1. Field of the Invention
The invention relates to an image forming apparatus such as a composite machine which bears the copying function and the printing function of a copying machine and a printer, and an optical multi-beam scanning device which is mounted on the image forming device. Specifically, the invention relates to the optical multi-beam scanning device for writing latent images using a plurality of light beams on one photosensitive drum, and the image forming apparatus.

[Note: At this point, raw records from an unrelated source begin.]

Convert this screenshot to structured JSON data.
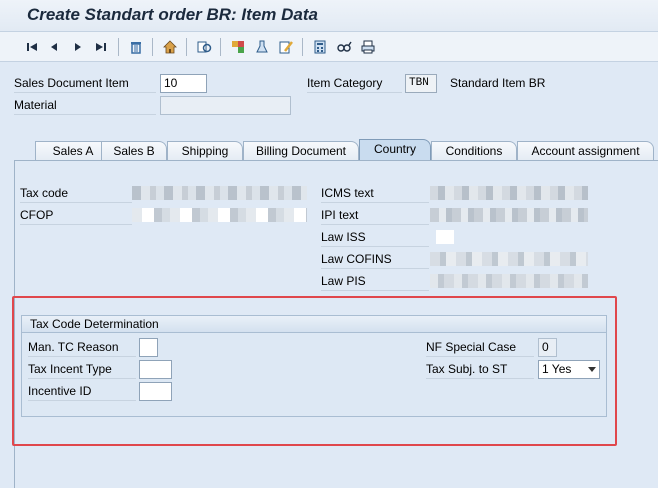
{
  "window": {
    "title": "Create Standart order BR: Item Data"
  },
  "toolbar": {
    "buttons": [
      {
        "name": "first-page-icon",
        "glyph": "⏮"
      },
      {
        "name": "previous-page-icon",
        "glyph": "◀"
      },
      {
        "name": "next-page-icon",
        "glyph": "▶"
      },
      {
        "name": "last-page-icon",
        "glyph": "⏭"
      },
      {
        "name": "delete-icon",
        "glyph": "🗑"
      },
      {
        "name": "header-icon",
        "glyph": "⌂"
      },
      {
        "name": "overview-icon",
        "glyph": "◎"
      },
      {
        "name": "configuration-icon",
        "glyph": "⚙"
      },
      {
        "name": "analysis-icon",
        "glyph": "⚗"
      },
      {
        "name": "edit-icon",
        "glyph": "✎"
      },
      {
        "name": "calculator-icon",
        "glyph": "▦"
      },
      {
        "name": "glasses-icon",
        "glyph": "∞"
      },
      {
        "name": "print-icon",
        "glyph": "⎙"
      }
    ]
  },
  "header": {
    "sales_doc_item_label": "Sales Document Item",
    "sales_doc_item_value": "10",
    "material_label": "Material",
    "material_value": "",
    "item_category_label": "Item Category",
    "item_category_code": "TBN",
    "item_category_text": "Standard Item BR"
  },
  "tabs": [
    {
      "label": "Sales A",
      "active": false
    },
    {
      "label": "Sales B",
      "active": false
    },
    {
      "label": "Shipping",
      "active": false
    },
    {
      "label": "Billing Document",
      "active": false
    },
    {
      "label": "Country",
      "active": true
    },
    {
      "label": "Conditions",
      "active": false
    },
    {
      "label": "Account assignment",
      "active": false
    }
  ],
  "country_tab": {
    "tax_code_label": "Tax code",
    "cfop_label": "CFOP",
    "icms_text_label": "ICMS text",
    "ipi_text_label": "IPI text",
    "law_iss_label": "Law ISS",
    "law_cofins_label": "Law COFINS",
    "law_pis_label": "Law PIS"
  },
  "tax_code_determination": {
    "title": "Tax Code Determination",
    "man_tc_reason_label": "Man. TC Reason",
    "man_tc_reason_value": "",
    "tax_incent_type_label": "Tax Incent Type",
    "tax_incent_type_value": "",
    "incentive_id_label": "Incentive ID",
    "incentive_id_value": "",
    "nf_special_case_label": "NF Special Case",
    "nf_special_case_value": "0",
    "tax_subj_st_label": "Tax Subj. to ST",
    "tax_subj_st_value": "1 Yes"
  },
  "colors": {
    "highlight_box": "#e0474c",
    "active_tab": "#c9dcef",
    "background": "#dfe9f5"
  }
}
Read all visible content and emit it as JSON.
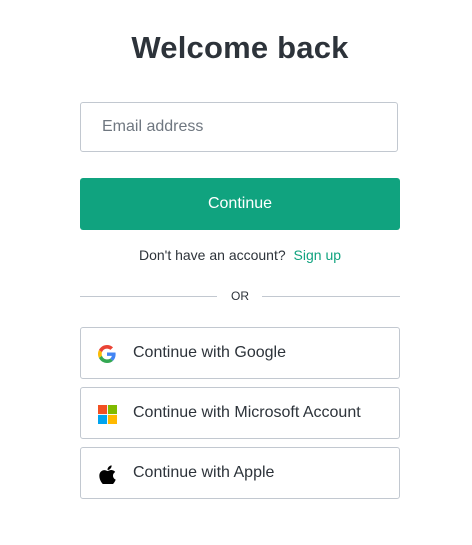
{
  "page": {
    "title": "Welcome back"
  },
  "email": {
    "placeholder": "Email address",
    "value": ""
  },
  "continue_label": "Continue",
  "signup": {
    "prompt": "Don't have an account?",
    "link_label": "Sign up"
  },
  "divider_label": "OR",
  "social": {
    "google_label": "Continue with Google",
    "microsoft_label": "Continue with Microsoft Account",
    "apple_label": "Continue with Apple"
  },
  "colors": {
    "accent": "#10a37f",
    "text": "#2d333a",
    "border": "#c2c8d0"
  },
  "icons": {
    "google": "google-icon",
    "microsoft": "microsoft-icon",
    "apple": "apple-icon"
  }
}
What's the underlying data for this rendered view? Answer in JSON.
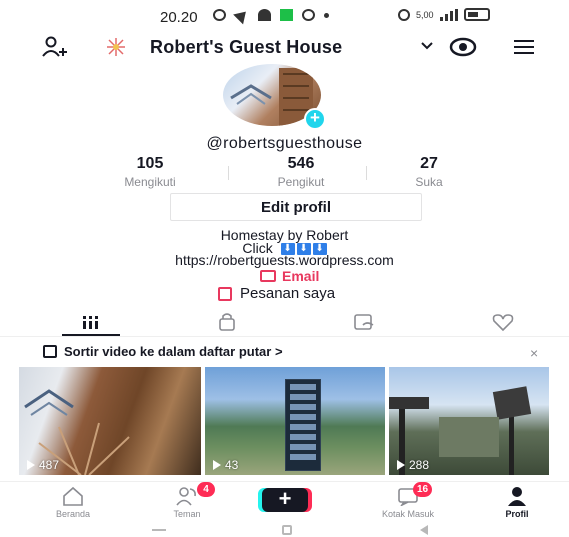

2. Description of the Related Art
In the case where a surface to be scanned on a photosensitive drum is scanned by an optical scanning device, when a light beam vertically enters the photosensitive drum, a part of the light beam which enters the photosensitive drum reflects so as to return to a light deflecting device. The reflected light beam is reflected as a secondary reflected light so as to return to the surface to be scanned again become a fixed stray light. For this reason, in general, a light beam is allowed to enter the photosensitive drum at an angle which tilts with respect to a vertical scanning direction. In this case, one light beam does not arise a problem, but when latent images are written by a plurality of light beams, a distance from a deflector to an image surface varies with the light beams. For this reason, a value “f” of an fθ characteristic varies with the light beams, and when an image is written with one image frequency, a position in a horizontal scanning direction shifts.
In a circle A of FIG. 18, conventional emitting positions of two light beams LBa and LBb in the vertical scanning direction are enlarged, and in a circle B of FIG. 18, conventional emitting positions of the two light beams LBa and LBb at one scanning end of the horizontal scanning direction are enlarged. Since an optical path from the light beam LBa to a surface to be scanned (the surface of photosensitive drum) SUR is shorter than that from the light beam LBb to the surface to be scanned, a displacement ΔH takes place between the light beams LBa and LBb even in the horizontal scanning direction at the same deflection angle according to a difference ΔD of the optical path lengths as shown in the circle B of FIG. 18.
Such a method of solving the displacement in the horizontal scanning direction is disclosed in U.S. Patent Publication No. 2003/0043441 A1.
In the method disclosed in this publication, different wavelengths are applied to two light beams, and a difference in magnification due to a difference of optical paths is canceled by magnification chromatic aberration of a post-deflection optical imaging system so that displacement is removed. A horizontal synchronized signal is input directly into a sensor without through the post-deflection optical imaging system, and when the beams come to the same position on the surface to be scanned, they are detected.
In the method disclosed in the publication, however, write timing of an image is determined based on an output of a horizontal synchronization sensor for detecting light beams which do not go through the post-deflection optical imaging system. For this reason, the following problems (1) to (3) arise.
(1) In order to allow the light beams which do not go through the post-deflection optical imaging system to enter the sensor for detecting light beams to produce the horizontal synchronized signal, it is necessary to secure a sufficient distance in the horizontal scanning direction from a light beam which goes through the post-deflection optical imaging system so as to be imaged on an image effective area to a light beam for obtaining horizontal synchronization (since an edge portion of the optical system cannot be used, the light beam for horizontal synchronization should be made to pass through the outside of the edge portion). As a result, it is necessary to enlarge a size of a polygon mirror or decrease a number of surfaces of the polygon mirror. When the size of the polygon mirror is increased, windage increases, and heat generation and noise become large. On the other hand, when a number of the surfaces of the polygon mirror is decreased, it is necessary to heighten a revolution speed in order to cope with a uniform process speed. As a result, windage increases, and heat generation and noise become large.
(2) An arrangement of optical elements in the post-deflection optical imaging system or a principal ray emitted from a pre-deflection optical system occasionally deviates from a design value. In this case, a time difference that a plurality of beams reaches a predetermined position of the horizontal synchronization sensor occasionally shifts from a time difference that the beams reach a predetermined position on the surface to be scanned.
(3) A relative position relationship among the beams on the surface to be scanned is not maintained on the surface of the horizontal synchronization sensor to which a plurality of beams which do not go through the post-deflection optical imaging system are given. That is to say, the horizontal synchronization sensor cannot be provided with a function for detecting the beam relative position and cannot make a control using an actuator based on the information about the beam relative position.